Photo by Alex Green from Pexels

Not Everything is an Attack

When a celebrity or even an average person shares their weight loss journey on social media, that is not an attack on those who are obese. Their journey and experiences do not diminish anyone else’s. Just because a person is talking about getting healthier, they are not also trying to shame someone who isn’t putting the work in. Men and women have different experiences as well. Often times men are able to lose weight more easily compared to women. They don’t have to worry about cyclical hormonal changes like many women do. Just because a man’s experience is different doesn’t mean it can’t be celebrated. It also doesn’t diminish the work a woman would be putting in as well.  

Conclusion

Regardless of what was the original purpose of the body positivity movement, I believe a lot of good has come from it. More people are starting to become more comfortable in their own bodies and appreciate what their bodies are capable of doing.

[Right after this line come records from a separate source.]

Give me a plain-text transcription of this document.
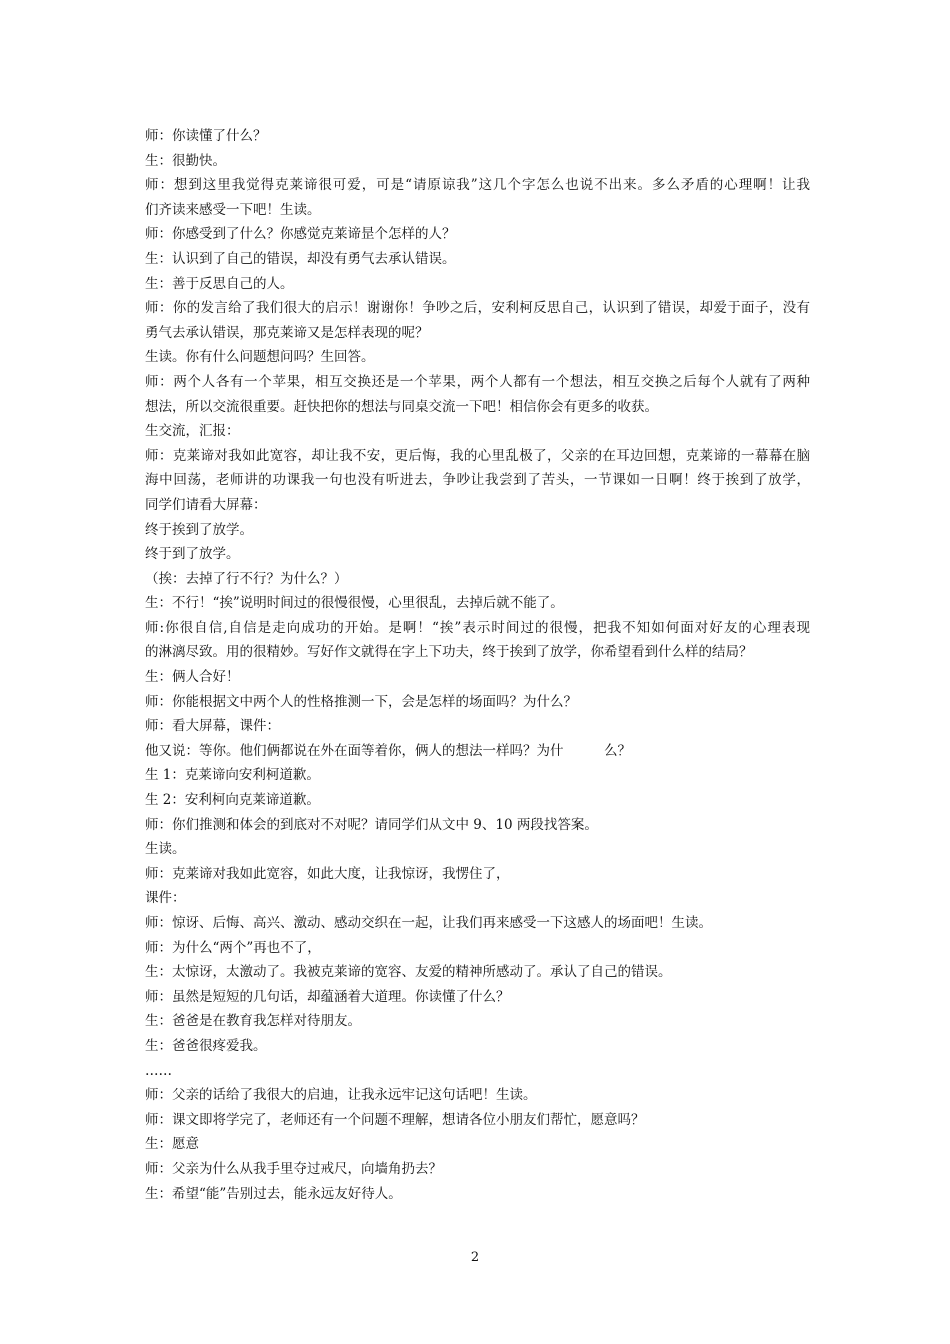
师：你读懂了什么？
生：很勤快。
师：想到这里我觉得克莱谛很可爱，可是“请原谅我”这几个字怎么也说不出来。多么矛盾的心理啊！让我
们齐读来感受一下吧！生读。
师：你感受到了什么？你感觉克莱谛昰个怎样的人？
生：认识到了自己的错误，却没有勇气去承认错误。
生：善于反思自己的人。
师：你的发言给了我们很大的启示！谢谢你！争吵之后，安利柯反思自己，认识到了错误，却爱于面子，没有
勇气去承认错误，那克莱谛又是怎样表现的呢？
生读。你有什么问题想问吗？生回答。
师：两个人各有一个苹果，相互交换还是一个苹果，两个人都有一个想法，相互交换之后每个人就有了两种
想法，所以交流很重要。赶快把你的想法与同桌交流一下吧！相信你会有更多的收获。
生交流，汇报：
师：克莱谛对我如此宽容，却让我不安，更后悔，我的心里乱极了，父亲的在耳边回想，克莱谛的一幕幕在脑
海中回荡，老师讲的功课我一句也没有听进去，争吵让我尝到了苦头，一节课如一日啊！终于挨到了放学，
同学们请看大屏幕：
终于挨到了放学。
终于到了放学。
（挨：去掉了行不行？为什么？）
生：不行！“挨”说明时间过的很慢很慢，心里很乱，去掉后就不能了。
师:你很自信,自信是走向成功的开始。是啊！“挨”表示时间过的很慢，把我不知如何面对好友的心理表现
的淋漓尽致。用的很精妙。写好作文就得在字上下功夫，终于挨到了放学，你希望看到什么样的结局？
生：俩人合好！
师：你能根据文中两个人的性格推测一下，会是怎样的场面吗？为什么？
师：看大屏幕，课件：
他又说：等你。他们俩都说在外在面等着你，俩人的想法一样吗？为什　　　么？
生 1：克莱谛向安利柯道歉。
生 2：安利柯向克莱谛道歉。
师：你们推测和体会的到底对不对呢？请同学们从文中 9、10 两段找答案。
生读。
师：克莱谛对我如此宽容，如此大度，让我惊讶，我愣住了，
课件：
师：惊讶、后悔、高兴、激动、感动交织在一起，让我们再来感受一下这感人的场面吧！生读。
师：为什么“两个”再也不了，
生：太惊讶，太激动了。我被克莱谛的宽容、友爱的精神所感动了。承认了自己的错误。
师：虽然是短短的几句话，却蕴涵着大道理。你读懂了什么？
生：爸爸是在教育我怎样对待朋友。
生：爸爸很疼爱我。
……
师：父亲的话给了我很大的启迪，让我永远牢记这句话吧！生读。
师：课文即将学完了，老师还有一个问题不理解，想请各位小朋友们帮忙，愿意吗？
生：愿意
师：父亲为什么从我手里夺过戒尺，向墙角扔去？
生：希望“能”告别过去，能永远友好待人。
2
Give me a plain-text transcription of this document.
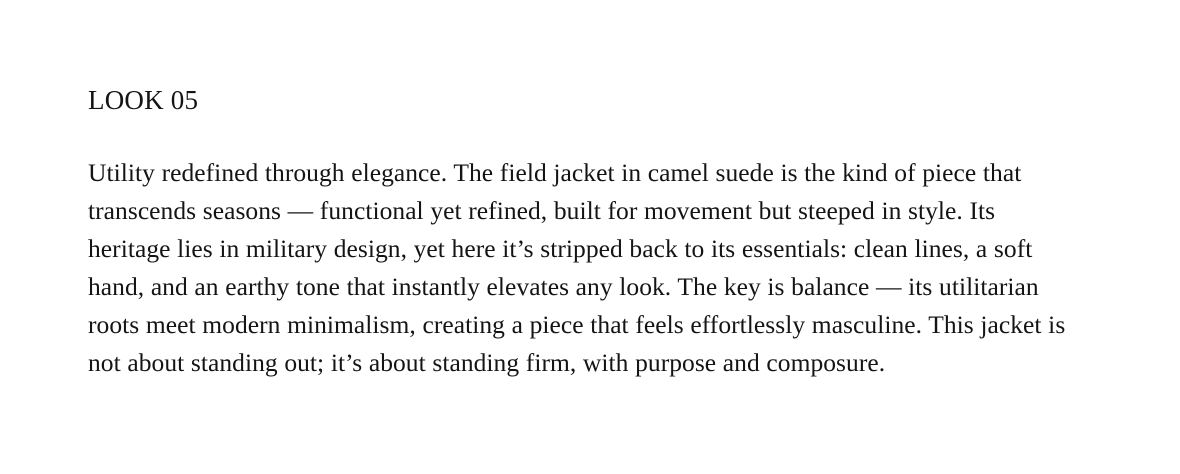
LOOK 05

Utility redefined through elegance. The field jacket in camel suede is the kind of piece that transcends seasons — functional yet refined, built for movement but steeped in style. Its heritage lies in military design, yet here it’s stripped back to its essentials: clean lines, a soft hand, and an earthy tone that instantly elevates any look. The key is balance — its utilitarian roots meet modern minimalism, creating a piece that feels effortlessly masculine. This jacket is not about standing out; it’s about standing firm, with purpose and composure.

Photo by Anna Shvets from Pexels

Some have taken the movement and make a mockery of it by gatekeeping and encouraging bad habits. This is where people need to come up with their own opinions on the issue. There is a lot of nuance here that is lost on many people. If a person wants to live an unhealthy life, that is their choice. If they seek help, they should be encouraged by others to rather than trashed for it. Judgement of any kind should be avoided.

This does not mean you cannot offer well meaning advice, tips, etc. But end the conversation as soon as it becomes heated or toxic and hope they make better choices in the future.

Also, do not hesitate to share your story and experiences. If you are proud of your accomplishments and want to share, do so. If someone makes toxic comments, ignore them and block them if necessary. Your choices, achievements, etc. will never take away from anyone else’s. They shouldn’t have the power to take it away from you either.

TL;DR

People can be healthy and be all kinds of different shapes and sizes.

Big Boned =/= 50 in waist

Body positivity includes different shades, sizes, heights, abilities, etc. PERIOD!